We won’t win the battle for progressive ideas if we don’t battle in the first place.

Arron Banks, UKIP-funder, Brexit cheerleader and Gibraltar-based insurance salesman, took time out from Trump's inauguration to tweet me about my role in tomorrow's Women’s March Conservative values are in the ascendancy worldwide. Thankfully your values are finished. . . good”.

Just what about the idea of women and men marching for human rights causes such ill will? The sense it is somehow cheeky to say we will champion equality whoever is in office in America or around the world. After all, if progressives like me have lost the battle of ideas, what difference does it make whether we are marching, holding meetings or just moaning on the internet?

The only anti-democratic perspective is to argue that when someone has lost the argument they have to stop making one.
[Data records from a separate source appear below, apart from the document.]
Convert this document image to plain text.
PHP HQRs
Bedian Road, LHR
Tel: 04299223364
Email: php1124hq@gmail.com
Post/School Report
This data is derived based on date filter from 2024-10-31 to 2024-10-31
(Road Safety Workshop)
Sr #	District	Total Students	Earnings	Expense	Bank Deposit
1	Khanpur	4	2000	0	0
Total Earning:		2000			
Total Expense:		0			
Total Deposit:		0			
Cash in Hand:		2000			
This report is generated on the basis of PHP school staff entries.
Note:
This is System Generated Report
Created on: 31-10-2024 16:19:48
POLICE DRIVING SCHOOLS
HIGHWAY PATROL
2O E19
When political parties lose elections they reflect, they listen, they learn but if they stand for something, they don’t disband. The same is true, now, for the broader context. We should not dismiss the necessity to learn, to listen, to reflect on the rise of Trump – or indeed reflect on the rise of the right in the UK  but reject the idea that we have to take a vow of silence if we want to win power again.

To march is not to ignore the challenges progressives face. It is to start to ask what are we prepared to do about it.

Historically, conservatives have had no such qualms about regrouping and remaining steadfast in the confidence they have something worth saying. In contrast, the left has always been good at absolving itself of the need to renew.

We spend our time seeking the perfect candidates, the perfect policy, the perfect campaign, as a precondition for action. It justifies doing nothing except sitting on the sidelines bemoaning the state of society.

We also seem to think that changing the world should be easier than reality suggests. The backlash we are now seeing against progressive policies was inevitable once we appeared to take these gains for granted and became arrogant and exclusive about the inevitability of our worldview. Our values demand the rebalancing of power, whether economic, social or cultural, and that means challenging those who currently have it. We may believe that a more equal world is one in which more will thrive, but that doesn’t mean those with entrenched privilege will give up their favoured status without a fight or that the public should express perpetual gratitude for our efforts via the ballot box either.  

Amongst the conferences, tweets and general rumblings there seem three schools of thought about what to do next. The first is Marxist  as in Groucho revisionism: to rise again we must water down our principles to accommodate where we believe the centre ground of politics to now be. Tone down our ideals in the hope that by such acquiescence we can eventually win back public support for our brand – if not our purpose. The very essence of a hollow victory.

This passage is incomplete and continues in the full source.